Fly ash is a low carbon footprint material in that its CO2 footprint is 93 CO2e per ton (kg) having already been established through its creation from coal burning. [Carraher, C., and Pittman, C., (2009), Nugteren, H., “Geopolymers” (2008) Pinkas, J., (2005); Duxson, P., Fernandez-Jimenez, A., Provis, J., Lukey, G., Palomo, A., van Deventer, J., (2007); Kosslick, H., and Fricke, R., (2007)] . Second, there is a need for the disposal of fly ash. About 70% of fly ash is currently stored at dump sites, while 30% is employed as a OPC extender. Thus, it is an underused resource.
Fly ash is generally divided into two groups as defined by ASTM C618: Class F fly ash and Class C fly ash. The major difference between these two classes is the amount of calcium, silica, alumina, and iron in the ash. The chemical composition is, in turn, due to the chemical content of the burned coal-anthracite, bituminous, and lignite.

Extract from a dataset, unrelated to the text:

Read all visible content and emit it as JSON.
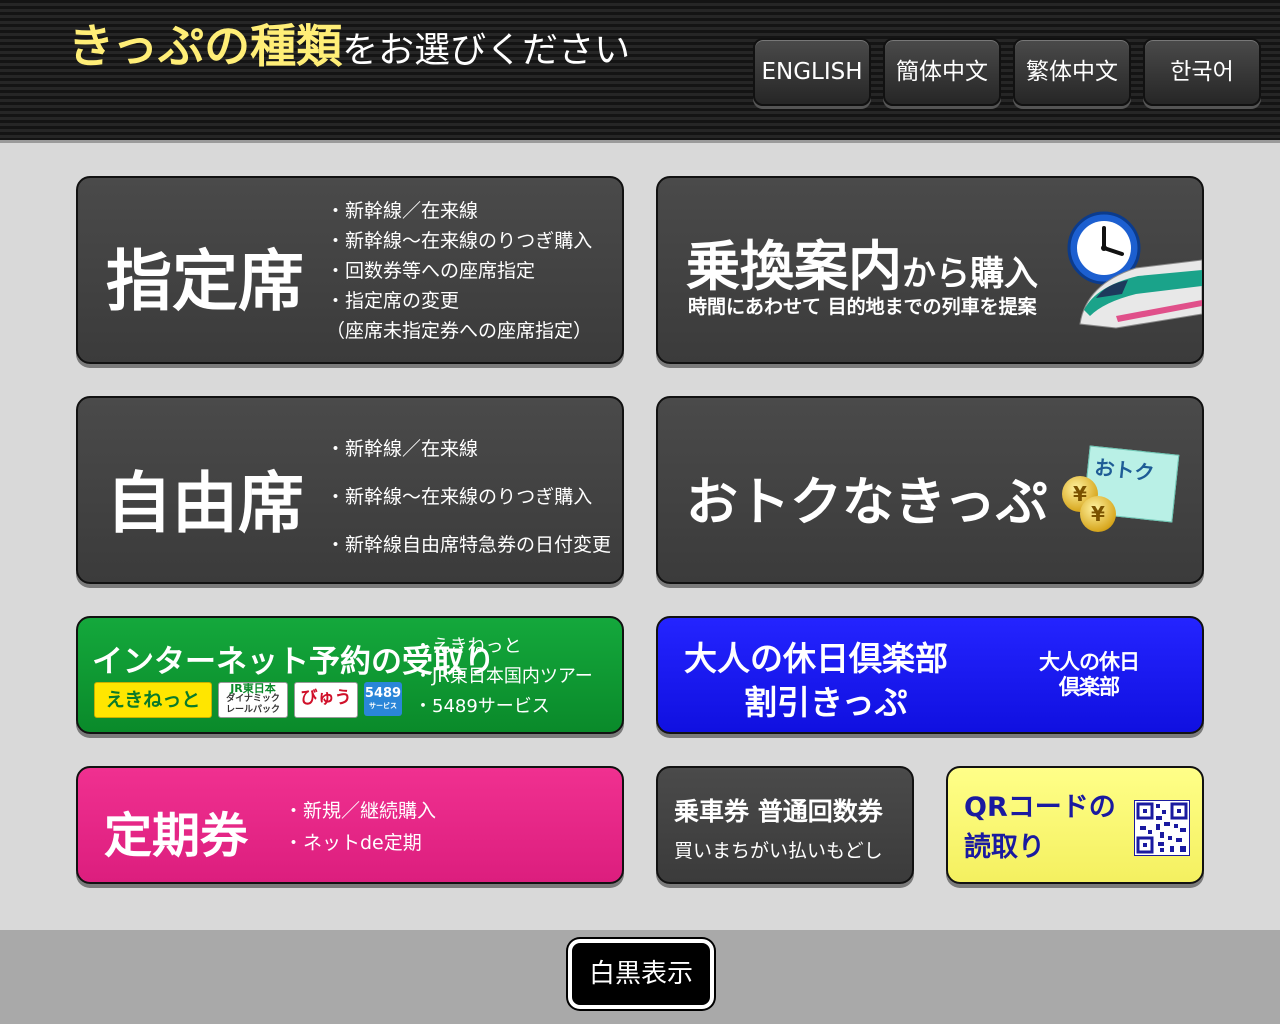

Class F fly ash normally comes from older anthracite and bituminous coal. It is pozzolanic containing less than 10% lime (CaO). Because it is pozzolanic, Class F fly ash requires a cementing agent, such as OPC, quicklime, or hydrated lime, in the presence of water, to produce cementitious materials. Cementitious materials are also produced through the use of chemical activators such as sodium silicate (water glass).
Burning of younger lignite and sub bituminous coal gives Class C fly ash. It possesses pozzolanic properties but also has some self-cementing ability and does not require an activator. Typically it contains more than 20% lime and alkali and sulfate amounts are generally greater than in Class F fly ash.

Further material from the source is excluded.